Two Sure Questions from Logarithmic Differentiation

This lesson works through two differentiation questions that both use logarithmic differentiation: an implicit equation in $x$ and $y$, and the value of a derivative of a product of four factors at a point.

Problem 1: Differentiate $x^y + y^x = 1$

We are given

$x^y + y^x = 1$

and we want $\tfrac{dy}{dx}$. Set $u = x^y$ and $v = y^x$, so the equation becomes

$u + v = 1.$

Differentiating with respect to $x$,

$\frac{du}{dx} + \frac{dv}{dx} = 0. \qquad (1)$

We now find $\tfrac{du}{dx}$ and $\tfrac{dv}{dx}$ separately.

Differentiating $u = x^y$

Take logs on both sides:

$\log u = y \log x.$

Differentiate with respect to $x$:

$\frac{1}{u}\frac{du}{dx} = y\cdot\frac{1}{x} + \log x \cdot \frac{dy}{dx}.$

Multiply through by $u = x^y$:

$\frac{du}{dx} = x^y\left(\frac{y}{x} + \log x \,\frac{dy}{dx}\right). \qquad (2)$

Differentiating $v = y^x$

Take logs on both sides:

$\log v = x \log y.$

Differentiate with respect to $x$, applying the product rule on the right:

$\frac{1}{v}\frac{dv}{dx} = x\cdot\frac{1}{y}\frac{dy}{dx} + \log y.$

Multiply through by $v = y^x$:

$\frac{dv}{dx} = y^x\left(\frac{x}{y}\frac{dy}{dx} + \log y\right). \qquad (3)$

Combining and solving for $\tfrac{dy}{dx}$

Substitute $(2)$ and $(3)$ into $(1)$:

$x^y\left(\frac{y}{x} + \log x \,\frac{dy}{dx}\right) + y^x\left(\frac{x}{y}\frac{dy}{dx} + \log y\right) = 0.$

Collect the $\tfrac{dy}{dx}$ terms on one side and move everything else to the right:

$\frac{dy}{dx}\left(x^y \log x + x\,y^{x-1}\right) = -\left(y\,x^{y-1} + y^x \log y\right).$

Therefore

$\frac{dy}{dx} = -\,\frac{y\,x^{y-1} + y^x \log y}{x^y \log x + x\,y^{x-1}}.$

Problem 2: Find $f'(1)$ for a product of four factors

We are given

$f(x) = (1+x)(1+x^2)(1+x^3)(1+x^4)$

and we want $f'(1)$. Because this is a product of more than two factors, we use logarithmic differentiation.

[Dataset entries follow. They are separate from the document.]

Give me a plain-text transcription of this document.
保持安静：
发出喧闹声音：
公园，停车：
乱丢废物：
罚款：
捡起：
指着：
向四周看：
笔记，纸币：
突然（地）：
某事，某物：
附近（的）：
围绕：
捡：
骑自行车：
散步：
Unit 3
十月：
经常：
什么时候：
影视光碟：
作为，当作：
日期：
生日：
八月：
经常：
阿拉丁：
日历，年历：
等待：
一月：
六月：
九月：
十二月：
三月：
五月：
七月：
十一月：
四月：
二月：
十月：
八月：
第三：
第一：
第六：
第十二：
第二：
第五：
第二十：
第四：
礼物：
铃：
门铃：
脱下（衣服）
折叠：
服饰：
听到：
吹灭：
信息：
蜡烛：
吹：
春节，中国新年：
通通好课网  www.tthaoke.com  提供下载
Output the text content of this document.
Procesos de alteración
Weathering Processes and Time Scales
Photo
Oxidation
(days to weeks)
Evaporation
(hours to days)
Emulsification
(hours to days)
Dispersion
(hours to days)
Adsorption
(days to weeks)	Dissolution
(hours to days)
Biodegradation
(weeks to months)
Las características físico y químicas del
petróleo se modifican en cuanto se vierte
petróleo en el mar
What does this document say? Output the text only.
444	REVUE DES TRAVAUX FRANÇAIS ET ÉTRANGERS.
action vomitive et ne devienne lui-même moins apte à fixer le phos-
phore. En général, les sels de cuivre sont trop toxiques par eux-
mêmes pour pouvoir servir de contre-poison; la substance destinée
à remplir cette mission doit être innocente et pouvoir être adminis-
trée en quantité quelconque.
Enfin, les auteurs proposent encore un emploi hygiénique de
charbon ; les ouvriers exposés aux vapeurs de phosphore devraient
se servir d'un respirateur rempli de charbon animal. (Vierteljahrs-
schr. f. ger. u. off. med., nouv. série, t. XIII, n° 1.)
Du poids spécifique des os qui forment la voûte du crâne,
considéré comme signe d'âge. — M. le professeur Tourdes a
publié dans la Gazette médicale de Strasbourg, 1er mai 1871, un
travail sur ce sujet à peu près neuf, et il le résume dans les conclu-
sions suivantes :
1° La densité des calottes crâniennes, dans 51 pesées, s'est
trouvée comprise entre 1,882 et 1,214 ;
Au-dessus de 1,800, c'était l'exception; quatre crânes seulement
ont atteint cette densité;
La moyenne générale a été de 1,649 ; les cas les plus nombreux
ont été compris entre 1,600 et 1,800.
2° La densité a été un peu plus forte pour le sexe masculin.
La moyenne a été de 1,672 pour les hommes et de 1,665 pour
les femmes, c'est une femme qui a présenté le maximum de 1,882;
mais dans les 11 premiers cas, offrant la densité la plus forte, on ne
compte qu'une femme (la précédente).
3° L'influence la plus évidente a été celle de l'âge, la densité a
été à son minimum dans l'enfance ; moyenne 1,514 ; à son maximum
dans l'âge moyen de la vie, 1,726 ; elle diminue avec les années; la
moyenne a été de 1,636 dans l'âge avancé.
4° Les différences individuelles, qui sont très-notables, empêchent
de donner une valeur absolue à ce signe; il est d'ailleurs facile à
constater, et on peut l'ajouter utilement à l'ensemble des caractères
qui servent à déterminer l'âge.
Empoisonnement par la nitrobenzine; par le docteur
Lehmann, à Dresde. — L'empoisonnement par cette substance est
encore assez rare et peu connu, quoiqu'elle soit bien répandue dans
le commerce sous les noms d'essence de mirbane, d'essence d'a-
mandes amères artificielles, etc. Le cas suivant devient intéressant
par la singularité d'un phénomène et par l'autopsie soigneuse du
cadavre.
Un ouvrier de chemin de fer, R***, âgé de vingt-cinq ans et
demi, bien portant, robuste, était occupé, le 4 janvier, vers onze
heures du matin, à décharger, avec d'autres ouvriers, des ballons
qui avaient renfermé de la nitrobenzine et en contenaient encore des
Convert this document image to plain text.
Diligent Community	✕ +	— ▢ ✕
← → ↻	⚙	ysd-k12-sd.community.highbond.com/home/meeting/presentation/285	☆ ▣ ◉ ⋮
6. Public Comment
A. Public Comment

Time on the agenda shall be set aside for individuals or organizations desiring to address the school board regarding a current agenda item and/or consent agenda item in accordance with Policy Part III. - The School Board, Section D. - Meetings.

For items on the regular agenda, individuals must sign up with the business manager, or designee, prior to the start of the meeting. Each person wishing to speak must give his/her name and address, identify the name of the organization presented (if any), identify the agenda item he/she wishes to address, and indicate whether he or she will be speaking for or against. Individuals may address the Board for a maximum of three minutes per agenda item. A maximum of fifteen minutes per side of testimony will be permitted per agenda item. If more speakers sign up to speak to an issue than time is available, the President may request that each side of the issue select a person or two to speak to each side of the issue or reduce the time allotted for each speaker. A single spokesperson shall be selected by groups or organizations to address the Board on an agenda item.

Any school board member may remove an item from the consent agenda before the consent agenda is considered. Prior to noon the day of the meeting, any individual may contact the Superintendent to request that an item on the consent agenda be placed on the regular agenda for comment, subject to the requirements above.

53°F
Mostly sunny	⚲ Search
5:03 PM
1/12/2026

Take logs to turn the product into a sum

$\log f(x) = \log(1+x) + \log(1+x^2) + \log(1+x^3) + \log(1+x^4).$

Differentiate term by term

$\frac{1}{f(x)}f'(x) = \frac{1}{1+x} + \frac{2x}{1+x^2} + \frac{3x^2}{1+x^3} + \frac{4x^3}{1+x^4}.$

Multiply by $f(x)$:

$f'(x) = (1+x)(1+x^2)(1+x^3)(1+x^4)\left(\frac{1}{1+x} + \frac{2x}{1+x^2} + \frac{3x^2}{1+x^3} + \frac{4x^3}{1+x^4}\right).$

Substitute $x = 1$

Each factor becomes $1 + 1 = 2$, so the product is $2\cdot 2\cdot 2\cdot 2 = 16$. The bracket becomes

$\frac{1}{2} + \frac{2}{2} + \frac{3}{2} + \frac{4}{2} = \frac{1+2+3+4}{2} = \frac{10}{2} = 5.$

Hence

$f'(1) = 16 \times 5 = 80.$

Key takeaways

• For an implicit equation like $x^y + y^x = 1$, split it into named parts, take the log of each part, and differentiate before combining.
• When a power has both its base and exponent depending on $x$, taking logs first lets you apply the product rule cleanly.
• Taking the log of a product turns it into a sum, so each factor can be differentiated on its own; here $f'(1) = 80$.